3D Perception and Motion Prediction with Point Cloud Learning in Autonomous Driving

The Hong Kong University of Science and Technology
Department of Computer Science and Engineering


PhD Thesis Defence


Title: "3D Perception and Motion Prediction with Point Cloud Learning in 
Autonomous Driving"

By

Mr. Maosheng YE


Abstract:

3D perception system is an essential component of robotics, especially for 
autonomous driving systems. 3D segmentation and motion prediction are crucial 
subtasks in the perception system, which provide fine-grained scene 
understanding and forecasting. The point cloud is the primary data structure 
when dealing with 3D segmentation and 3D object detection in perception. Many 
point cloud processing algorithms are proposed for fine-grained LiDAR 
segmentation based on different representations. However, different 
representations have their own pros and cons. Thus, multi-representation 
learning is a common framework to fuse the merits of multiple representations 
in order to achieve the balance among performance, efficiency, and memory 
usage. While the goal is direct and clear, finding a better and more efficient 
way to design a multi- representation framework is still challenging since it 
is related to the point cloud properties, including sparsity, irregularity, and 
the number of points when dealing with autonomous driving scenarios.

This thesis aims to study the multi-representation point cloud learning in the 
3D perception system to design an efficient network structure for demanding 
applications. For LiDAR segmentation, we utilize point representation and voxel 
representation in a unified and efficient manner. Hierarchical learning is 
proposed both in pointwise and voxelwise learning branches. Furthermore, we 
propose the voxel-as-point principle better to exploit the sparsity and 
scale-invariant in the point cloud to save the memory cost brought by point 
representation. We design an attentive scale-selection layer based on an 
attention mechanism capable of fusing multi-scale information.
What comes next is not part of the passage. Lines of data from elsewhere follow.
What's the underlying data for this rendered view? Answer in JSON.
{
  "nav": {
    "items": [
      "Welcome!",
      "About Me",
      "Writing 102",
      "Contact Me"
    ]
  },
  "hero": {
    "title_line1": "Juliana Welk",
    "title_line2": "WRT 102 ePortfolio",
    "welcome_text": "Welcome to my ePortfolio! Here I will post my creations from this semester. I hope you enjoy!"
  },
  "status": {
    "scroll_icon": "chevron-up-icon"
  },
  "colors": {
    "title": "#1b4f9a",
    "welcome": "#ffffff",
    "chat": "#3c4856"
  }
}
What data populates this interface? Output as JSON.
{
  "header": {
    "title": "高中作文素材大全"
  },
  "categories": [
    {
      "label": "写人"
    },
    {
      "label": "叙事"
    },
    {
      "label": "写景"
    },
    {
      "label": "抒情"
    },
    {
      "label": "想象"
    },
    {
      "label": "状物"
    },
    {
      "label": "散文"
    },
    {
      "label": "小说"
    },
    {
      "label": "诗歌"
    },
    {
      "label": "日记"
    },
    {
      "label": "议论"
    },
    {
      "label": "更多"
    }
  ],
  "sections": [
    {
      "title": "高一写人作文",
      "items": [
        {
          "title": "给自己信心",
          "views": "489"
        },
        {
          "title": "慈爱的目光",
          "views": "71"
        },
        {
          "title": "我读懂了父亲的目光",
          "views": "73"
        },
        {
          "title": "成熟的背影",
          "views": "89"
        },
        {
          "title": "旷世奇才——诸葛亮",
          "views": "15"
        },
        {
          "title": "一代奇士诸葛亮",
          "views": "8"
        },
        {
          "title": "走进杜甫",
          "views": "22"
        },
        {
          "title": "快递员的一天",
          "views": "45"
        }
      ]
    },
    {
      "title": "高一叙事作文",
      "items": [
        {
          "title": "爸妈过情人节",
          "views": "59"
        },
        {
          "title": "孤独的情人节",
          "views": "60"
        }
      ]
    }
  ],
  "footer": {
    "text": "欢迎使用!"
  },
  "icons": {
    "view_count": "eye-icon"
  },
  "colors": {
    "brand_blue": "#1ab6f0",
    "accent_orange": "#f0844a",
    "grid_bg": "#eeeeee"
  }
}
Besides that, we also extend these networks to the downstream task motion 
predictions, which also process the sparse and structural data input that can 
be viewed as a special kind of temporal point cloud, namely TPCN. We are the 
first work that combines point cloud learning with motion forecasting. For 
enhancing spatial-temporal robustness under slight disturbance, we propose Dual 
Consistency Constraints that regularize the predicted trajectories under 
perturbation during training. We extensively study the efficacy of Dual 
Consistency Constraints in other state-of-the-art methods and demonstrate its 
effectiveness as a plug-in component.


Date:                   Thursday, 11 April 2024

Time:                   4:30pm - 6:30pm

Venue:                  Room 5501
                        Lifts 25/26

Chairman:               Prof. Chik Patrick YUE (ECE)

Committee Members:      Prof. Qifeng CHEN (Supervisor)
                        Prof. Dan XU
                        Prof. Pedro SANDER
                        Prof. Ling SHI (ECE)
                        Prof. Dong XU (HKU)